When the Hatted Man passed through our gates,
his stovepipe’s crown looked like the chimney
of our synagogue (when viewed from the tree line
past town). His jacket was blacker than what I see
when I imagine piano keys. We gathered wherever
he chose to stand: by Math-Less Mendel’s shop
where one leaves with fresh loaves in hand
and extra zlotys in the pockets; the town square
where Silent Samson, our young (but tongueless)
Macabee, once made torch-armed Cossacks flee
across the bridge by shaking his fist. Where he chased
along the riverbank with wheels of cheese
to invite them to his mother’s house for porridge.
(He really is, as if according to those illustrations of us
all nose!) But yes, we clung to the Hatted-Man
like our mud to leather boots. Although, he seemed
at times to speak only retenish. He told us once
he sold tools that built houses out of mist.
We said to him, Dear friend, we will not call you ‘mad,’
since that would be uncivilized. He replied
by reaching into his hat and pulling out a claw hammer
wrapped in sackcloth. When the Hatted-Man
began swinging as if at wind, Mordecai the Moron
went home to nail wall-plates. I, son of David
the Dimwit, schlepped off to find a ladder.
Whether call for help or the mind’s last call
to the flesh, your instructions are the same:
in gutters or clawfoot bathtubs, build it.
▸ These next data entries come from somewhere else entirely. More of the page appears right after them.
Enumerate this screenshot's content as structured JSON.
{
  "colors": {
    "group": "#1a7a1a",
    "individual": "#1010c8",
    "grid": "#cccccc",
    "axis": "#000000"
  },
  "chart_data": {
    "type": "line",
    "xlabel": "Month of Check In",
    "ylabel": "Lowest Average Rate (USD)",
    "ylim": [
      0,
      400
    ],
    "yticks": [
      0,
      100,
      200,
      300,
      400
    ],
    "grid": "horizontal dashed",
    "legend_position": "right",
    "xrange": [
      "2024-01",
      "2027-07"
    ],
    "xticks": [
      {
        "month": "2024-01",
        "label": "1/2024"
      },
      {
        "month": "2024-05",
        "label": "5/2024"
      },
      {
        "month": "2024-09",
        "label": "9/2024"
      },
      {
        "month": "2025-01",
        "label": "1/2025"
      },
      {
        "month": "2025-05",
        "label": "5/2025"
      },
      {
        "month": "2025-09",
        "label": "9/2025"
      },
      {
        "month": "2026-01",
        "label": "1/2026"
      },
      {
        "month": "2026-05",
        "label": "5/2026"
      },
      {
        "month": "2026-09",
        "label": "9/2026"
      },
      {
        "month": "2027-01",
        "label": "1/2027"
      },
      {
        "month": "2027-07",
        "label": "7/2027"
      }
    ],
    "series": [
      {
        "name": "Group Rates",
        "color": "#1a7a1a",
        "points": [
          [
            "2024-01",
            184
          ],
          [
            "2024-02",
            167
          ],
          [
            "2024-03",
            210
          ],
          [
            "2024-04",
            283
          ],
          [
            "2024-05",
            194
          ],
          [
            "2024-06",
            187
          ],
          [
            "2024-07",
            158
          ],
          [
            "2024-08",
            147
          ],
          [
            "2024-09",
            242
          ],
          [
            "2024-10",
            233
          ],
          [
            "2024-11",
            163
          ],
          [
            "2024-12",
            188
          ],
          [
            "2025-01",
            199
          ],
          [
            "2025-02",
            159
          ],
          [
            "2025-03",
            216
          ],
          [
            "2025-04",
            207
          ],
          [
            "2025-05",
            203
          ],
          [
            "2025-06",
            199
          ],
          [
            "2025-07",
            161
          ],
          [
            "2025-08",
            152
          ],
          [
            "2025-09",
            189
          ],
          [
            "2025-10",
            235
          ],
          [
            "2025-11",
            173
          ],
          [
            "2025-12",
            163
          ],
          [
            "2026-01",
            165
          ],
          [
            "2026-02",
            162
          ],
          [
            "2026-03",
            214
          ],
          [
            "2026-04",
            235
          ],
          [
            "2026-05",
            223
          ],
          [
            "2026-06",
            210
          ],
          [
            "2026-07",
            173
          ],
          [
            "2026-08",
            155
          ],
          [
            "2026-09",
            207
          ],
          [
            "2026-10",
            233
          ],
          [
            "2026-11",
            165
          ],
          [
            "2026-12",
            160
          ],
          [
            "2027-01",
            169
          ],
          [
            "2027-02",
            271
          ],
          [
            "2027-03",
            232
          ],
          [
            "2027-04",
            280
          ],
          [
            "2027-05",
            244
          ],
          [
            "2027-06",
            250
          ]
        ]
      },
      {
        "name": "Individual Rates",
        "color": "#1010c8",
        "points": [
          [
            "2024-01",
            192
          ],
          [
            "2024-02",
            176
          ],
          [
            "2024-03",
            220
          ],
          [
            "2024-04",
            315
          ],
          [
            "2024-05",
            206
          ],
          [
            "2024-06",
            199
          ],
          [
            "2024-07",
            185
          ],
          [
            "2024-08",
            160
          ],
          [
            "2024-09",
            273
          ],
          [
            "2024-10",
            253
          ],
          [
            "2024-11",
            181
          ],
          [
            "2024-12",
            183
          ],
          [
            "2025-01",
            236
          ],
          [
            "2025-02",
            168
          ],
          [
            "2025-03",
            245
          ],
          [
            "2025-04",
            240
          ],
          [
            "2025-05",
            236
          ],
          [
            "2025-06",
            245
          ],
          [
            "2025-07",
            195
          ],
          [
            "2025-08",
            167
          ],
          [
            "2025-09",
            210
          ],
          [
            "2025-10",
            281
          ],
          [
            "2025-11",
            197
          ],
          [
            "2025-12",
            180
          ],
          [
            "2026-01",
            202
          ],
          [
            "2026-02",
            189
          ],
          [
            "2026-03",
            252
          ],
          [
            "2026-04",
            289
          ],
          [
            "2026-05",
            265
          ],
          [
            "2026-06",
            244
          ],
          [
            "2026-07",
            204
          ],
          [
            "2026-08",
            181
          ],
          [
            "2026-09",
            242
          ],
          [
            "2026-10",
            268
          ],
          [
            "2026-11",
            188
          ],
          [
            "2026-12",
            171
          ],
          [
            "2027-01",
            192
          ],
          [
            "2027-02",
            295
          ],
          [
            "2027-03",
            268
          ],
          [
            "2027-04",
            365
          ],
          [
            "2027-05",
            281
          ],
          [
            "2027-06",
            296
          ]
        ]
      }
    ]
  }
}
Gild with plastic lids and gauze. Let merchants
emerge from every stall in the markets
lining your synapses to take their turns
beating back the robed intruder who smells
like wilderness and myrrh. Know anyone
with a prescription-grade diagnosis
and a garden hose can play Messiah.
If the covenant comes from an orange
bottle, flood it. Streams of ants, converted
to the coven of your defunct codons,
will stream from mud. Chew new rules onto stones.